Canadian judge struggles with kidnapping sentence
VANCOUVER, British Columbia, Dec 2 (Reuters) The judge sentencing a French woman who fled Canada with her children and sparked a bitter international custody battle said the true victims in the case were the youngsters.
Judge Marvyn Koenigsberg said yesterday she believes Nathalie Gettliffe did not intend to remain in France permanently when she kidnapped her children, but that did not diminish the harm the case had caused.
Gettliffe fled to France with the children in 2001 after a Canadian divorce court rejected her request to take them there for 10 months. The court had ruled that would violate their father's right to have access to them.

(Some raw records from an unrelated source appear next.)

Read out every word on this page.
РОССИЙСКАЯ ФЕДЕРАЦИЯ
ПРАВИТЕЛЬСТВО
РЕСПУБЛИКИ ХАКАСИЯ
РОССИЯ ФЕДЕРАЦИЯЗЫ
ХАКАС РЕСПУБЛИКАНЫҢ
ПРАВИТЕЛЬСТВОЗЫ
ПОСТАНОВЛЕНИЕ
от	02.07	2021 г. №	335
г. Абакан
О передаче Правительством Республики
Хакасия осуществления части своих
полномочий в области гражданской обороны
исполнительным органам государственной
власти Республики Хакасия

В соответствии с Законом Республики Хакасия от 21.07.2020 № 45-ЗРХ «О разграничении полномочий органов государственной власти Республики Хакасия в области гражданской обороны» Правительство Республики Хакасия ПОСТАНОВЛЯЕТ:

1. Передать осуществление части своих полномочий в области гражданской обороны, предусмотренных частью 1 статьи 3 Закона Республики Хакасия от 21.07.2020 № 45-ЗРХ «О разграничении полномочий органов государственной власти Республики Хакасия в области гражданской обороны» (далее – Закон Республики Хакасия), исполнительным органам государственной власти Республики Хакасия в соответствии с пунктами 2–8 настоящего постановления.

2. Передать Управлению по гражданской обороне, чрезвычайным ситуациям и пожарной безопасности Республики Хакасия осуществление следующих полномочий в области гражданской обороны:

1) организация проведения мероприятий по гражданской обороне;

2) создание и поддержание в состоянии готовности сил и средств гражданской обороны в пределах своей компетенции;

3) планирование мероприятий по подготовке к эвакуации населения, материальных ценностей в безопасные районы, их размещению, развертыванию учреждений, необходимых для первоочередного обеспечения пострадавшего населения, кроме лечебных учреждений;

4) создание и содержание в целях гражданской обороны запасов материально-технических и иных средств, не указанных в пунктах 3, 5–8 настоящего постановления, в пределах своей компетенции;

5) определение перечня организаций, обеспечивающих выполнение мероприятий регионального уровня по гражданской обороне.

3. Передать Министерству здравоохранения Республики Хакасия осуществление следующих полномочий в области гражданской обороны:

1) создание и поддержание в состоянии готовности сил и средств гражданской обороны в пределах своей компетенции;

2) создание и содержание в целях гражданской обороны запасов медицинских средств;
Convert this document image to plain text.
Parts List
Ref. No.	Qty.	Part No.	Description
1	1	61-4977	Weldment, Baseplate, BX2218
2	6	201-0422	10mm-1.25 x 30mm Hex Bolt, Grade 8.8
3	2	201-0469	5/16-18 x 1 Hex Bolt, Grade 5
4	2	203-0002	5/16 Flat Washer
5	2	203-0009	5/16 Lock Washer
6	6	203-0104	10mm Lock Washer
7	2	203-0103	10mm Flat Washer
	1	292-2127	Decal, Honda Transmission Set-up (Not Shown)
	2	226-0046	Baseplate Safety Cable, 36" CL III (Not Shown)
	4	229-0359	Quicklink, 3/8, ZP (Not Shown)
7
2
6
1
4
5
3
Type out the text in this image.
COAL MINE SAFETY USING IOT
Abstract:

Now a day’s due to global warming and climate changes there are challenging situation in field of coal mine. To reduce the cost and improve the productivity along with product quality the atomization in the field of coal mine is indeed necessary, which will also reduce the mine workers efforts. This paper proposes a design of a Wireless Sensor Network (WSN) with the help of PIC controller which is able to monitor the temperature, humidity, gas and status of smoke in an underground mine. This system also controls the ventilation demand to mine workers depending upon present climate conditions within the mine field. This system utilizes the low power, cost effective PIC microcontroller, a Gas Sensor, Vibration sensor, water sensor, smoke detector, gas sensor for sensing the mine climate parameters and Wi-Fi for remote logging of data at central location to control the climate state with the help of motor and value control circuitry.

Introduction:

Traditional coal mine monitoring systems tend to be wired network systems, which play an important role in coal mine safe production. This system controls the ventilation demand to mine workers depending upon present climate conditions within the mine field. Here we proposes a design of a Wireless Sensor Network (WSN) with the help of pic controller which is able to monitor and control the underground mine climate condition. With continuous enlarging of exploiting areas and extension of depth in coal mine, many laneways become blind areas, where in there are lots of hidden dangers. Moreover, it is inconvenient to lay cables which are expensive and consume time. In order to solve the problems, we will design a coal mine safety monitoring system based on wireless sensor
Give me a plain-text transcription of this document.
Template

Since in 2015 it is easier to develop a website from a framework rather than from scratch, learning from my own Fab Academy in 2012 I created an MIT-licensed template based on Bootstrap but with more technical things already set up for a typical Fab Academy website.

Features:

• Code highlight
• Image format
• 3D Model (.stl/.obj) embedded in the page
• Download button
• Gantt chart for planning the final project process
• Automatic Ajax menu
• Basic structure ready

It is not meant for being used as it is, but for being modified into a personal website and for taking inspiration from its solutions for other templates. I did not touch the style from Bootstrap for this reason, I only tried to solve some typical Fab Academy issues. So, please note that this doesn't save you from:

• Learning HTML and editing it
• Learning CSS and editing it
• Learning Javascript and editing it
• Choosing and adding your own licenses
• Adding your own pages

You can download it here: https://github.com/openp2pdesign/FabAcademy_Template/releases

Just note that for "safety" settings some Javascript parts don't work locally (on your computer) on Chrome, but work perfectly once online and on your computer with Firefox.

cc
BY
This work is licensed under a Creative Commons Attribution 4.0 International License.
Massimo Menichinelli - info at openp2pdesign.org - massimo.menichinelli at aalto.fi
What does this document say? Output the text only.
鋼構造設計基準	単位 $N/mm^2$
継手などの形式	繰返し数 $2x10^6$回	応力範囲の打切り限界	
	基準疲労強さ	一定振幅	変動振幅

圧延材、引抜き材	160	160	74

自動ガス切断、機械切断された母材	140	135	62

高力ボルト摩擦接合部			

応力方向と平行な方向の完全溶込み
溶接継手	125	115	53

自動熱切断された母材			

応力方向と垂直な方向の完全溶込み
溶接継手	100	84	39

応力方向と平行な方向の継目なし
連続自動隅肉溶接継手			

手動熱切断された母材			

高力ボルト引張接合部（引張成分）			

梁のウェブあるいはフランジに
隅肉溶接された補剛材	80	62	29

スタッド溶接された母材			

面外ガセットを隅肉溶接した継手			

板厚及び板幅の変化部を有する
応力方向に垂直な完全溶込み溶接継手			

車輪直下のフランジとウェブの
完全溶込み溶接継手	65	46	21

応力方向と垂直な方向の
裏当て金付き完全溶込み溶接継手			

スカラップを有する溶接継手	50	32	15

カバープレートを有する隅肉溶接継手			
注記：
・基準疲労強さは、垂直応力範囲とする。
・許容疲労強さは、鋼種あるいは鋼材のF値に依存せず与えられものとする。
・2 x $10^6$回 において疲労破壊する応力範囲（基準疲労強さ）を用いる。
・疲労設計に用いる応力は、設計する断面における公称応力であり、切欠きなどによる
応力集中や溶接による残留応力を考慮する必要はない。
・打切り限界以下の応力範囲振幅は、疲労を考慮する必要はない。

The case generated widespread public interest in France with charges that Gettliffe was attempting to protect the children from their father's having joined an evangelical Christian church -- described as cult by her supporters.
The children did not return to Canada until this year after Gettliffe was arrested when she tried to enter Canada and French officials ordered the boy and girl be returned to their father's custody near Vancouver.
''I don't think the greatest harm that happened to the children is not the five years (away), it's that they learned to hate their father,'' Koenigsberg said, admitting she was struggling with how to handle the case.
Gettliffe, 35, a dual Canadian-French citizen, pleaded guilty to a kidnapping charge this month before her trial was scheduled to begin.
Gettliffe'a attorney, Richard Fowler, said that while it was wrong to have kidnapped her children, the case took on a life of its own as public support grew in France to claims she was protecting them from their father's evangelical church.
''I don't think you can lay at the feet of Nathalie Gettliffe all that was said,'' Fowler told the British Columbia court.
Gettliffe's former husband, Scott Grant, was warned his life would be threatened in France if he attempted to see his children there, and he has said that when he first saw his children this year they blamed him for their mother's arrest.
Fowler is asking the court to sentence her to no more than 18 months in prison, and to give her credit for the time she has spent in custody in Canada since her arrest in April.
Prosecutors have asked for a two-year sentence plus three years probation.
Fowler said his proposal was not too lenient, noting that Gettliffe did not have a criminal record before this incident and had suffered because of the publicity surrounding the case.